Most of us have witnessed the adverse impact on the face caused by just one night of sleep deprivation. Sleep is food for your brain, body, and skin, and if you don’t get enough, you deprive each of its nourishment. Few people are aware, however, that chronic insomnia inflicts significant damage to skin tissues that range from premature aging to exacerbating disorders such as eczema, psoriasis and dermatitis.

So how does sleep affect the way we look? A study carried out by the Department for Clinical Neuroscience in Sweden, found that people who had 8 hours or more versus the sleep-deprived were rated as healthier and less tired but also as more attractive;  while visible signs of sleeplessness like dark circles and dull skin were clear, there’s even more hidden damage below the surface.


Sleep and hormones

To maintain healthy, youthful-looking skin, experts recommend you get at least 7-8 hours of sleep each night and that’s because, as we sleep growth hormones are released both at the beginning and in the late stages of sleep, which help stimulate skin cell production, collagen synthesis and a slow the rate of protein breakdown.
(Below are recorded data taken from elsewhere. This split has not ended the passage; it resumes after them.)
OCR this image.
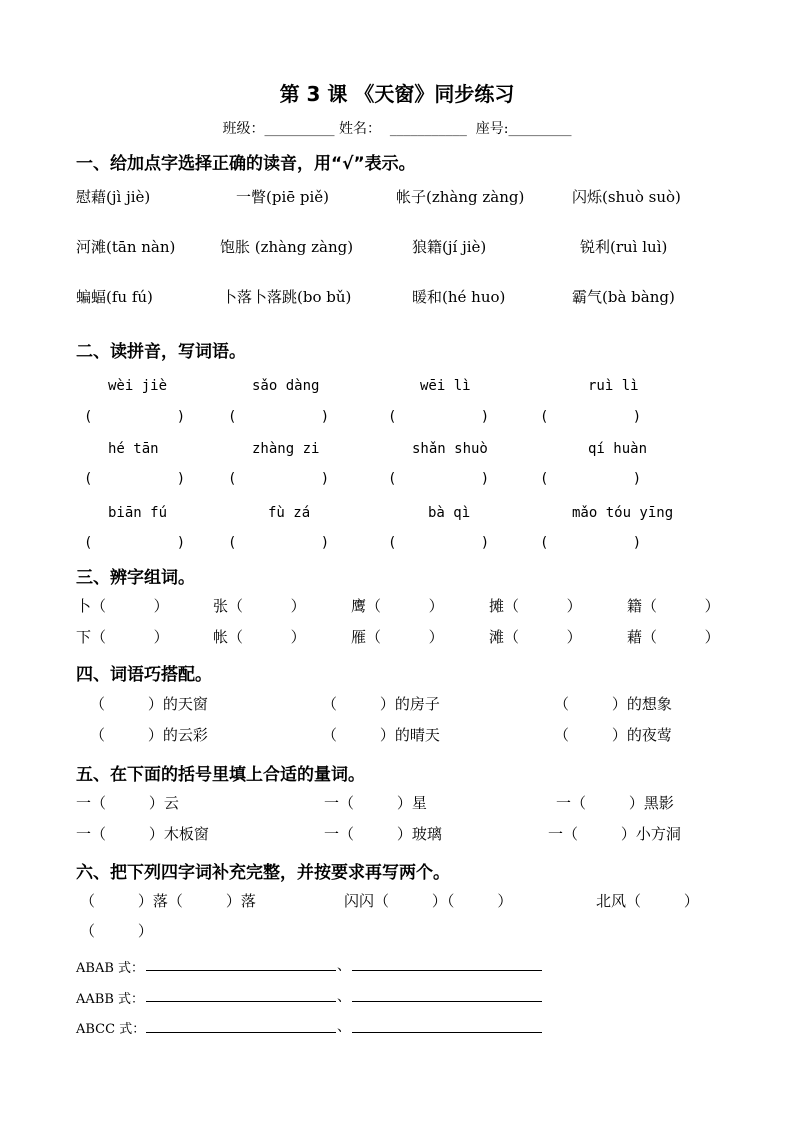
第 3 课 《天窗》同步练习
班级：__________ 姓名：  ___________  座号:_________
一、给加点字选择正确的读音，用“√”表示。
慰藉(jì jiè)	一瞥(piē piě)	帐子(zhàng zàng)	闪烁(shuò suò)
河滩(tān nàn)	饱胀 (zhàng zàng)	狼籍(jí jiè)	锐利(ruì luì)
蝙蝠(fu fú)	卜落卜落跳(bo bǔ)	暖和(hé huo)	霸气(bà bàng)
二、读拼音，写词语。
wèi jiè	sǎo dàng	wēi lì	ruì lì
(          )	(          )	(          )	(          )
hé tān	zhàng zi	shǎn shuò	qí huàn
(          )	(          )	(          )	(          )
biān fú	fù zá	bà qì	mǎo tóu yīng
(          )	(          )	(          )	(          )
三、辨字组词。
卜（          ）	张（          ）	鹰（          ）	摊（          ）	籍（          ）
下（          ）	帐（          ）	雁（          ）	滩（          ）	藉（          ）
四、词语巧搭配。
（         ）的天窗	（         ）的房子	（         ）的想象
（         ）的云彩	（         ）的晴天	（         ）的夜莺
五、在下面的括号里填上合适的量词。
一（         ）云	一（         ）星	一（         ）黑影
一（         ）木板窗	一（         ）玻璃	一（         ）小方洞
六、把下列四字词补充完整，并按要求再写两个。
（         ）落（         ）落	闪闪（         ）（         ）	北风（         ）
（         ）
ABAB 式：	、
AABB 式：	、
ABCC 式：	、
In other words, it is the nightly influx of growth hormones that stimulates skin repair. These hormones are only released during deep sleep, when the body and brain are able to fully recover from the day’s stresses and activities. If we deprive our bodies of sleep we don’t release this growth hormone, and in turn, release more of the stress hormone cortisol, which has been found to speed up the break down of collagen, which lays a key role the smoothness and suppleness of our skin.



But it can do a host of other nasty things too. Scientists have discovered that elevated levels of cortisol can interfere with the body’s immune response as well. The result can be inflamed skin, acne breakouts and worsening eczema and psoriasis, and studies show can also make allergic and irritant contact dermatitis worse as well.  A sleep deficit can also affect our ‘skin barrier’ – the protective outer layer of our skin that helps prevent excessive water loss (ie keeps your skin hydrated) and keeps bacteria and other nasties out.


And that’s not all…

Suffice to say there’s a cascade of events that occur when you don’t get enough shut-eye. But, it doesn’t end there.

Scientists have linked insomnia and skin disorders to the disruptive effects an excess of glucocorticoids can have on the immune system. Glucocorticoids are a class of hormones that regulates the way we break down and use glucose or sugar in our bodies, and research has shown that when we don’t get enough sleep our body produces more glucocorticoids than we need.

Now, every cell in the human body possesses receptors for glucocorticoids and they play a central role in immune function, but having too much can accelerate the aging process via a process called glycation – and as skin is the largest organ in our body, the effects show there. Glycation affects the collagen  in our cells making it stiff and malformed which shows up as wrinkles, sagginess and loss of radiance.

So all in all, sleep deprivation can lead to a dehydrated complexion, redness, inflammation and breakouts, and premature skin aging. When we don’t get enough sleep the moisture levels in our skin decreases resulting in less youthful, dull looking skin.

The good news is that these things will improve over time if you manage to get a good night’s sleep.



Tips for a better night’s sleep

  • Try to get at least 7-8 hours of sleep per night.
  • Establish a regular sleeping routine and stick to it. If you go to bed at the same time often, the link between night time and sleep will be strengthened.
  • Turn off your phone or laptop a couple of hours before going to bed.
  • Drink plenty of water.
  • Avoid caffeine 4 hours before bedtime.
  • Limit alcohol and heavy meals before sleep.
  • Get regular exercise and keep a healthy diet.

Remember beauty sleep isn’t an old cliché — it’s a must for healthy youthful skin.